39.          Mr Oliver's reliance on the Dorset Yacht case is, in any event, misplaced as the head of claim under consideration is not the pleaded negligence claim simpliciter but the claim of negligent misrepresentation. The question is not whether there was a duty of care and a breach of that duty but whether the failure to disclose was tantamount to a positive assertion of a particular state of affairs giving rise to liability in the GTTA for misrepresentation.

40.          The renewed submissions do not cast any doubt on the observations of the Court in Banque Financiëre that a failure to speak can only found liability if it can be interpreted as a positive assertion.

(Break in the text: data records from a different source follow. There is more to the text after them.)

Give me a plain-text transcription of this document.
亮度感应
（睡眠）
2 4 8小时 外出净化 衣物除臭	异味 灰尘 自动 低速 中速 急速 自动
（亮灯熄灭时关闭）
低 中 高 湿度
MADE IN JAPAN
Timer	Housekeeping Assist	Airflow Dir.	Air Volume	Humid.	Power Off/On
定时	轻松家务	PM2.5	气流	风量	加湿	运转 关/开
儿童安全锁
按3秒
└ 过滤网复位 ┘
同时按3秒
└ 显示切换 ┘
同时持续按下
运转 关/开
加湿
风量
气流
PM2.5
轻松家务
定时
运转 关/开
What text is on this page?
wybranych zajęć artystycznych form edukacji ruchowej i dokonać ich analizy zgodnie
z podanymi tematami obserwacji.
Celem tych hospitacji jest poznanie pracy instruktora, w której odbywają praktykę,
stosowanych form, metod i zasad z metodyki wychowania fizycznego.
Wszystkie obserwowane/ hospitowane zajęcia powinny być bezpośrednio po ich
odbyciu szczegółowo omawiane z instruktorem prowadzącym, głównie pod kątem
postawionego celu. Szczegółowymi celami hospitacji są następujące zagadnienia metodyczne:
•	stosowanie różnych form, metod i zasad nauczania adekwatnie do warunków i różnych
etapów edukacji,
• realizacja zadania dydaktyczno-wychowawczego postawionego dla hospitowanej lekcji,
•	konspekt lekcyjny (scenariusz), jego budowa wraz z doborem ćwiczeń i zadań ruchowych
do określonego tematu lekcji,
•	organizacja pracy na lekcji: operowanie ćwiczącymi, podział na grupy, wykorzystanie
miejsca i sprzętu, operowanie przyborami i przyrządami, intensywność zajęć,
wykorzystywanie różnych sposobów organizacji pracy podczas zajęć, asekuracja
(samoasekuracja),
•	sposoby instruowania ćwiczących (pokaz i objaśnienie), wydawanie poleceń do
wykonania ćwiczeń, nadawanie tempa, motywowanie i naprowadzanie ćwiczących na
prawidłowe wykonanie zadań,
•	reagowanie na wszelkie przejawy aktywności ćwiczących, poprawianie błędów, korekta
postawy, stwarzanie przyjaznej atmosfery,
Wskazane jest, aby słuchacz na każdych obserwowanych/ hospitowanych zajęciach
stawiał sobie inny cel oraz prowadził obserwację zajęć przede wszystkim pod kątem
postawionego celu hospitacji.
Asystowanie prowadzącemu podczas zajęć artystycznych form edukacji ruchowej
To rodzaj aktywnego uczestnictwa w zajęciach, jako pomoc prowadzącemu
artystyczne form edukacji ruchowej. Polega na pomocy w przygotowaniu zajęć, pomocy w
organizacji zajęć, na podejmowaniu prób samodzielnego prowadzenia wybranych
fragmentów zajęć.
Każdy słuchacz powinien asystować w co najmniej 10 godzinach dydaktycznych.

41.          By way of illustration, the GTTA's Executive would have had a duty to advise the Plaintiff that the vinyl wrap with which he proposed to adorn his vehicle was outwith the conditions of its agreement with the Cruise Terminal, if the Executive had been made aware of the member's intention to do so. Failure to so advise could readily be interpreted as a positive assertion. On the facts before the Court, the failure of the GTTA - innocent or negligent -to advise the Plaintiff of the terms of its agreement with the Cruise Terminal cannot be construed as a positive assertion that the Agreement imposed no conditions on members as to colour or otherwise of their vehicles nor indeed that it imposed no conditions at all. It follows that the claim under this head must fail.

42.          The Plaintiff has failed to discharge its burden and the claim is dismissed. Costs follow the event and the Plaintiff is ordered to pay the Defendant's costs. The only thing left for me to do is apologise to Counsel for the long delay in considering the further submissions on behalf of the Plaintiff and rendering a final judgment in this matter. I thank Counsel for their patience.